National Assembly petition seeks to stop banks from charging interest beyond loans

National Assembly petition seeks to stop banks from charging interest beyond loans

According to National Assembly Speaker Moses Wetang’ula, the petition argues that while Section 44A of the Banking Act provides that interest on a non-performing loan ceases once it equals the outstanding principal, borrowers still face exploitative charges in practice.

The National Assembly has been petitioned to amend a section of the Consumer Protection Act to ensure borrowers are not charged interest beyond the principal on their loans.

The move comes amid complaints that some banks and lending institutions continue to impose interest, penalties, and fees that exceed the original loan, leaving borrowers vulnerable to financial exploitation.

The petition, submitted by Allen Waiaki Kishore, a senior counsel at Mwai & Allen Advocates, seeks to formally codify the “in duplum” rule, which limits interest accumulation to the original loan amount.

According to National Assembly Speaker Moses Wetang’ula, the petition argues that while Section 44A of the Banking Act provides that interest on a non-performing loan ceases once it equals the outstanding principal, borrowers still face exploitative charges in practice.

“The petitioner avers that the purpose of the rule is to protect borrowers from exploitation, prevent endless accumulation of interest and encourage fair lending practices,” Wetang’ula told the House on Tuesday.

Charges beyond loan principal

The petition also notes that banks, financial institutions, and unscrupulous lenders routinely impose interest, penalties, and other charges beyond the loan principal, exposing borrowers to violations of their rights under Article 46 of the Constitution. It further highlights harassment by debt collectors, inconsistent judicial interpretations on when the rule applies—whether before or after loan restructuring—and disputes over whether penalties count as interest.

“The lack of clarity and enforcement undermines public confidence in the financial sector and violates national values under Article 10, especially transparency, accountability and social justice,” reads the petition.

Wetang’ula added that the petitioner requests the House to amend the Consumer Protection Act to clarify when the in duplum rule takes effect, whether it applies to penalties, default charges, and other costs in addition to interest, and to establish uniform mechanisms for debt restructuring and recovery in compliance with the rule.

The petition also calls for mechanisms to redress borrowers subjected to unlawful interest charges, including refunds or settlements, as well as any measures that enhance consumer protection and uphold the Constitution.

The Speaker confirmed that the matter falls within the House’s authority and is not pending before any court or constitutional body.
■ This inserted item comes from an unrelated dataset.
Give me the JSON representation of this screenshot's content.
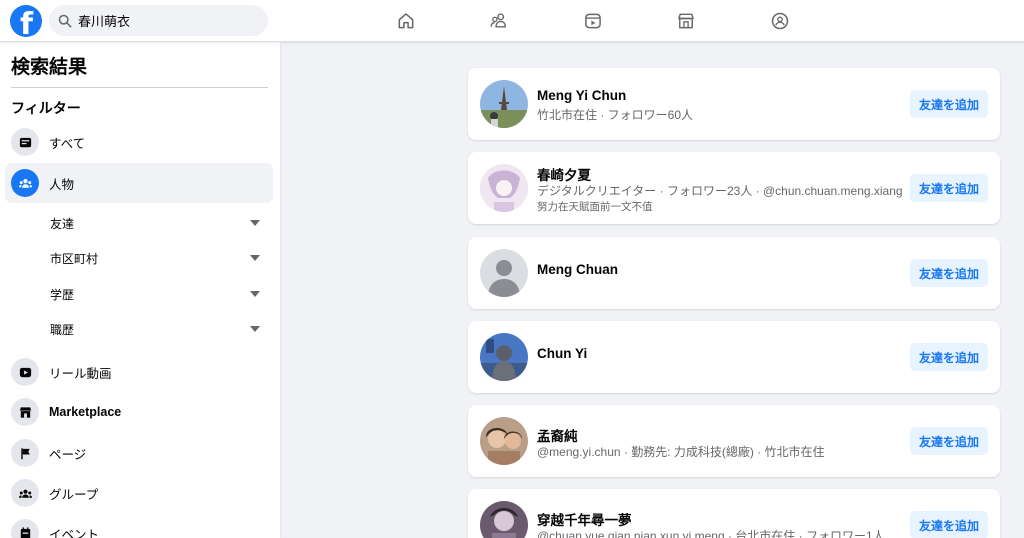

He committed the petition to the Public Petitions Committee for review in accordance with Standing Orders.

Welcoming the petition, Emuhaya MP Omboko Milemba urged broad regulatory reform.

“From what we see, banks and other lending institutions are still very harsh on borrowers, making it difficult for ordinary people in communities to access credit,” he said.

He also noted the proliferation of unregulated microfinance outfits and digital lenders.

“These many mushrooming small financing institutions are giving loans to many Kenyans without seeming to be controlled or checked by law,” he added.

Milemba called on the committee reviewing the petition to ensure that all lending institutions are included in regulatory reforms to prevent interest rates and charges that exceed borrowers’ repayment capacity.